Matter of fact, having an abundance of choices means spending greater amounts of mental energy on the many more options there are to consider. Many people believe the more choices they have, the better their life will be, or worse, the happier they will be. They want to believe there is joy in having this rainbow of variety, but in reality there is less.

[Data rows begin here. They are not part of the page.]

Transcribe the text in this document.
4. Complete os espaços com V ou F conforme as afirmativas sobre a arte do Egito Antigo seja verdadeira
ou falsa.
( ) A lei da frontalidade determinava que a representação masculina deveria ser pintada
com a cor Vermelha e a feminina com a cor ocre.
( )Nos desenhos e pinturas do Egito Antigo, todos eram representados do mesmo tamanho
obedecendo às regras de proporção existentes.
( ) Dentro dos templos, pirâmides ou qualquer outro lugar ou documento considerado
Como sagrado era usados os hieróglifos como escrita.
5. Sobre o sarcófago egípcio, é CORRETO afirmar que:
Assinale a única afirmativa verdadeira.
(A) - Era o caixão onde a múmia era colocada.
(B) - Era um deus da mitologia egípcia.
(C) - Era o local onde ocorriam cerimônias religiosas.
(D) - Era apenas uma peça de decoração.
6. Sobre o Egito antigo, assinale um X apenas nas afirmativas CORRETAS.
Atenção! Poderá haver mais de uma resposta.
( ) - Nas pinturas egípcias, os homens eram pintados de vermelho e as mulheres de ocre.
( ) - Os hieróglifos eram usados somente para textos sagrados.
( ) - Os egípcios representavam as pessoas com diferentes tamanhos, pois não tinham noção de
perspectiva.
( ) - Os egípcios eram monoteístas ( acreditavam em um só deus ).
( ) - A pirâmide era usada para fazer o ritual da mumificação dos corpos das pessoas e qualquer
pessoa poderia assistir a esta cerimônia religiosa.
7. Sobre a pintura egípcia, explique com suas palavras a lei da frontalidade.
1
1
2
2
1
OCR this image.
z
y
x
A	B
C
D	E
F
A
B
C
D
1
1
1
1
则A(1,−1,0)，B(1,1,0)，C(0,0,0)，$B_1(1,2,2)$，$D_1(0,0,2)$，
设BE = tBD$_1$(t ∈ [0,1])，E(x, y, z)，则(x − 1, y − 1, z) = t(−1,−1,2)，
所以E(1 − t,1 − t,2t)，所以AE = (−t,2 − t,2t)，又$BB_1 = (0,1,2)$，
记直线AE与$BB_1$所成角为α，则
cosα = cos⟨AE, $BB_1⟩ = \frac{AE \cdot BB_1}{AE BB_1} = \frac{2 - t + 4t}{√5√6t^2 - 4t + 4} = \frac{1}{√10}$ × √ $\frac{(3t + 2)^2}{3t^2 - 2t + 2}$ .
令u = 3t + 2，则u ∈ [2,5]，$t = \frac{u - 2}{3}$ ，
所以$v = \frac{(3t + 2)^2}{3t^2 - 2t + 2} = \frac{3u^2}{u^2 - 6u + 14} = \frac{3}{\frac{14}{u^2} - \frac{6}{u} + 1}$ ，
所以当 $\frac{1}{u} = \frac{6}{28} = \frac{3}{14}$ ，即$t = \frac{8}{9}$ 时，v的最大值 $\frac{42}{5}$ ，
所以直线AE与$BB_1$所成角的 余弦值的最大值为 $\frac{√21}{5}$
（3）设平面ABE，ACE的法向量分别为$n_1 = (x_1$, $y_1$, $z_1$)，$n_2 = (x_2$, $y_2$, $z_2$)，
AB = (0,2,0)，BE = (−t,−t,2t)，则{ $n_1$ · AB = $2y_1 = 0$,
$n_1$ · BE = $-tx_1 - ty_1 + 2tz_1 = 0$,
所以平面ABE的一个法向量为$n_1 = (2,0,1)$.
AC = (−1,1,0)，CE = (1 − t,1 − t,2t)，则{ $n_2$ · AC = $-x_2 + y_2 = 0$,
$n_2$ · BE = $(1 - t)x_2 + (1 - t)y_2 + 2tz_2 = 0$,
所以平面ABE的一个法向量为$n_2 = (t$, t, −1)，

It happens all the time. We finally amp up the energy to make a vote and then we think about it for hours, days or weeks after its been made. Could I have chosen a better meal?Should I have worn something different? Could I have chosen a better mate? A better car? A better (FILL IN THE BLANK WITH LITERALLY ANYTHING)? Why do we do this to ourselves? The reason is because we’ve been given so many choices, therefore we’ve also been given more opportunity for
D i s s a t i s f a c t i o n .
With good comes bad, people. It’s how life operates. Thinking about everything that “could have been” never seems to sit well with any of us. This increase of privilege brings an increase in contemplating combinations in which every single one of us has, at point or another, lost sleep over. What could have been “better” than what I chose? See, the odds are already stacked against you since in the end, you’re only capable of choosing so much. It’s sure dam hard to be happy with your lonely little decision when several, seemingly amazing, selections are shaming you.
Hushing out all the noise of choice doesn’t work either. As humans, we need to have some type of choice because having none at all makes us feel helpless and angry at the world. It’s about, dare I say it, only having SOME choices. We can’t have it all, although many drive themselves insane believing they can, and we won’t be happy if we have nothing to choose from. For a balance between health and happiness, allow yourself some choice. Not all. Not none.
If you don’t know how to do that, remember the best choice is the one you create and make for yourself.